Britain's financial watchdog, the Financial Conduct Authority (FCA), has confirmed that the Financial Ombudsman Service will, as of next month, be able to require financial services firms to pay significantly more compensation to smaller companies and individuals.
From 1 April, the current £150,000 limit will increase to £350,000 for complaints about actions by firms on or after that date. For complaints about actions before 1 April that are referred to the Financial Ombudsman Service after that date, the limit will rise to £160,000.
The FCA also confirmed that both limits are to be automatically adjusted every year to ensure they keep pace with inflation.
The new compensation limits will come into force at the same time as the extension of the service to larger small and medium-sized enterprises (SMEs). SMEs are defined as companies with fewer than 50 employees, annual turnover of less than £6.5m and an annual balance sheet total of under £5m. The move will allow an additional 210,000 SMEs to lodge complaints with the Financial Ombudsman Service.
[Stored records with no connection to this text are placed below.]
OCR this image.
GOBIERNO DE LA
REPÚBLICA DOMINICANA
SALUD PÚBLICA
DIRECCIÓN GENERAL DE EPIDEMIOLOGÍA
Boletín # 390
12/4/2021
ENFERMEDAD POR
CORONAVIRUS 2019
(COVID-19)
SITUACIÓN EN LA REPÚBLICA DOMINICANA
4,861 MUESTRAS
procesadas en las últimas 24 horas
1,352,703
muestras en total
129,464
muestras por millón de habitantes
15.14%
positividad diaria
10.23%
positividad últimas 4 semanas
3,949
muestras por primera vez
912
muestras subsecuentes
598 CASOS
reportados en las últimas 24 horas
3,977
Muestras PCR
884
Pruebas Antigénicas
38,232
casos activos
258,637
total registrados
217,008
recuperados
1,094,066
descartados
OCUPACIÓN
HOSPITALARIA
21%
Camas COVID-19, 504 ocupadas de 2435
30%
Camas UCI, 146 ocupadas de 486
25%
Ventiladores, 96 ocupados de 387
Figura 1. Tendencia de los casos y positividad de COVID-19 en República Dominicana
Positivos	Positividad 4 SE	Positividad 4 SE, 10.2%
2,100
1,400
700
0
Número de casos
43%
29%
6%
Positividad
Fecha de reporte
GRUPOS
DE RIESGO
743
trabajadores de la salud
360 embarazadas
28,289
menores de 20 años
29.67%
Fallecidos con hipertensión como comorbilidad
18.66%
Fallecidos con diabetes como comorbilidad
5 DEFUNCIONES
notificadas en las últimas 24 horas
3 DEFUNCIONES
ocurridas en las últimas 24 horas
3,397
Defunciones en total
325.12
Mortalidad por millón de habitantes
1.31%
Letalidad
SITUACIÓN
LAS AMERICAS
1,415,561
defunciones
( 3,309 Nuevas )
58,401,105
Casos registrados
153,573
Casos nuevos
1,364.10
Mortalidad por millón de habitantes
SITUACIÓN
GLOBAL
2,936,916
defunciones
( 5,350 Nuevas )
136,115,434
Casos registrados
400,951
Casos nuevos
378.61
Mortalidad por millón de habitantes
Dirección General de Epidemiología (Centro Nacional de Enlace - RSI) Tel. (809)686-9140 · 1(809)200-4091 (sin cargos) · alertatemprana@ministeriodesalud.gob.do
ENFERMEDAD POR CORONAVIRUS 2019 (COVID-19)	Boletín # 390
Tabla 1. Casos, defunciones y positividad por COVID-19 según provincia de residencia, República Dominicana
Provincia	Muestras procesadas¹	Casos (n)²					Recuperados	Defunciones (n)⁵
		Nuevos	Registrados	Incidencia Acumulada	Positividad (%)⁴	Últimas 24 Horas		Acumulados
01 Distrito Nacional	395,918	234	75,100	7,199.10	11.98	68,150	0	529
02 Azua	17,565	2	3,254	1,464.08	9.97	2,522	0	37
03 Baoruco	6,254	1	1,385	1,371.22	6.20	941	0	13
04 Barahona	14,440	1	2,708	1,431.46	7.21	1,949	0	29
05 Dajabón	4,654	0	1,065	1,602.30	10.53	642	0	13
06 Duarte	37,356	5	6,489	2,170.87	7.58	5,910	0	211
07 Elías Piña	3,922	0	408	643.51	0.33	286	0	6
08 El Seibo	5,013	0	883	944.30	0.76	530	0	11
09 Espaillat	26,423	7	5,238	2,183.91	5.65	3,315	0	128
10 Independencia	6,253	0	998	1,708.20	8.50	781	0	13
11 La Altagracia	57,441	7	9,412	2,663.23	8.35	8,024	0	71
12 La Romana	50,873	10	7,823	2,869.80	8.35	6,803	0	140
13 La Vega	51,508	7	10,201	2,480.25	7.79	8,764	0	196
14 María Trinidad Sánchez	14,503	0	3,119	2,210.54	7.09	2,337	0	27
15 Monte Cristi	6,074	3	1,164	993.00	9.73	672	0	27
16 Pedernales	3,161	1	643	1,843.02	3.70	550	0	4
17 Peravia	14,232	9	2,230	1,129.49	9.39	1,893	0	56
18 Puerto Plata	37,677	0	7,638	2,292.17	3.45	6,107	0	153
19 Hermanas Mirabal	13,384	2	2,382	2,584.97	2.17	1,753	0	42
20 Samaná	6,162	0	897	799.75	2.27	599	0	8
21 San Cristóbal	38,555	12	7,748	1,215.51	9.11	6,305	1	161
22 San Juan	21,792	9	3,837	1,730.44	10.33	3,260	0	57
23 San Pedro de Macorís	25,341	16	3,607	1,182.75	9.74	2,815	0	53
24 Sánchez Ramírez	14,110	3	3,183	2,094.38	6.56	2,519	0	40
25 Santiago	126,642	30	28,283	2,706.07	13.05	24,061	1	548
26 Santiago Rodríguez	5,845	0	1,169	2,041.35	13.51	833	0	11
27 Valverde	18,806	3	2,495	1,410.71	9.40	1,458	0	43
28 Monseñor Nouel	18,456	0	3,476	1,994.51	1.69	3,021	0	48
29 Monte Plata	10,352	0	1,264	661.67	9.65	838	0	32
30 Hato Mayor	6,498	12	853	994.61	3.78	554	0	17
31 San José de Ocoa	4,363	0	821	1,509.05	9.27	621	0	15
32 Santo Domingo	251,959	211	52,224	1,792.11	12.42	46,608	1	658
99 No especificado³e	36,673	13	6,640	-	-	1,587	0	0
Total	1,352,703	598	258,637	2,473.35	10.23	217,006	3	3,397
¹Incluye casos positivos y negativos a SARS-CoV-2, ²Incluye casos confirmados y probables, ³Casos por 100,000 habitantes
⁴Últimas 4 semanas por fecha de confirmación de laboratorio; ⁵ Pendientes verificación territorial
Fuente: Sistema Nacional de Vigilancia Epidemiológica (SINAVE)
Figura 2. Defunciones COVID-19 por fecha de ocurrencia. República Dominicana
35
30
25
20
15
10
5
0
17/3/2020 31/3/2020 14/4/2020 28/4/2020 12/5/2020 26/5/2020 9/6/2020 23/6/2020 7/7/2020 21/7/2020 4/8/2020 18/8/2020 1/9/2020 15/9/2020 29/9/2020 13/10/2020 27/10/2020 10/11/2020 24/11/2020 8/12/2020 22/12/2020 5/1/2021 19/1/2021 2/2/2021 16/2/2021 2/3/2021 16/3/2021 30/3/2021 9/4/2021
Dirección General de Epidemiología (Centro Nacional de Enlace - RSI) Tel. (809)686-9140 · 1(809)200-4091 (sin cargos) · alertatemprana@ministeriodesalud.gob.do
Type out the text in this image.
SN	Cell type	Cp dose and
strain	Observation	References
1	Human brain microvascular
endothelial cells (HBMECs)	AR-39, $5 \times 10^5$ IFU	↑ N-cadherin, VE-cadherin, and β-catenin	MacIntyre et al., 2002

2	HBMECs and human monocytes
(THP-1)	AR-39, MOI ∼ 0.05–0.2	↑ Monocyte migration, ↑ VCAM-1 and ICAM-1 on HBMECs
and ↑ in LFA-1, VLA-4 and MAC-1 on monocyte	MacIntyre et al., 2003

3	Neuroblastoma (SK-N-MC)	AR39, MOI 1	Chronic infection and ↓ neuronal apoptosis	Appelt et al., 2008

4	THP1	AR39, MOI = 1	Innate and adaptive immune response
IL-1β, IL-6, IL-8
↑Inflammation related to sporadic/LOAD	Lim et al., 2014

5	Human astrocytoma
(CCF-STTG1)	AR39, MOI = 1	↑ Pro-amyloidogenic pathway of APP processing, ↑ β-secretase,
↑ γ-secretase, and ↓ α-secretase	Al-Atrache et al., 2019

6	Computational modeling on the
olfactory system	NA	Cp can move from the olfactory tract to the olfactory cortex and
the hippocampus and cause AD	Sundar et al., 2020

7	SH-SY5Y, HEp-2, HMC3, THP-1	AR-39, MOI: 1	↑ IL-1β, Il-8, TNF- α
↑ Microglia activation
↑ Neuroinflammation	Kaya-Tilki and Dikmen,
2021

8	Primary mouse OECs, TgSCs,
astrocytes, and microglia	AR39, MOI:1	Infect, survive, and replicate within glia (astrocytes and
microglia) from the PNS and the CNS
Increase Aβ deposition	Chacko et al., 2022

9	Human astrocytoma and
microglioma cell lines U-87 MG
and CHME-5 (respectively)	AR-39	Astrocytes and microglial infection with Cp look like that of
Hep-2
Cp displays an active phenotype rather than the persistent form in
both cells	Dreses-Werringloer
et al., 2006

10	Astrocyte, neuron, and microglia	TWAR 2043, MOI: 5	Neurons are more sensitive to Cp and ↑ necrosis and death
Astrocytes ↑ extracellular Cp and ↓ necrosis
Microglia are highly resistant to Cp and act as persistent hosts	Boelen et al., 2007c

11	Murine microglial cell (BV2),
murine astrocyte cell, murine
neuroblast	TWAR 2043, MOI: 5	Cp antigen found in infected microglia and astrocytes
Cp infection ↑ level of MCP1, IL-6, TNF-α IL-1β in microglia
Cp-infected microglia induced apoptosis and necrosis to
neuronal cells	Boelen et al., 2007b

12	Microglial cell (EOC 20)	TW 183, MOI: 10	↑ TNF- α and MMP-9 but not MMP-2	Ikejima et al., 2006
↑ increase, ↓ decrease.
Commenting on the development, Andrew Bailey, chief executive of the FCA, said: "Consumers and small businesses struggle with the cost and time needed to take firms to court, so it is essential they can receive fair compensation from the Financial Ombudsman Service when things go wrong.
"We have listened carefully to the feedback we have received and believe our approach is right and will bring benefits to both the consumers and micro-enterprises currently eligible for the ombudsman service and the small businesses who will become eligible in April."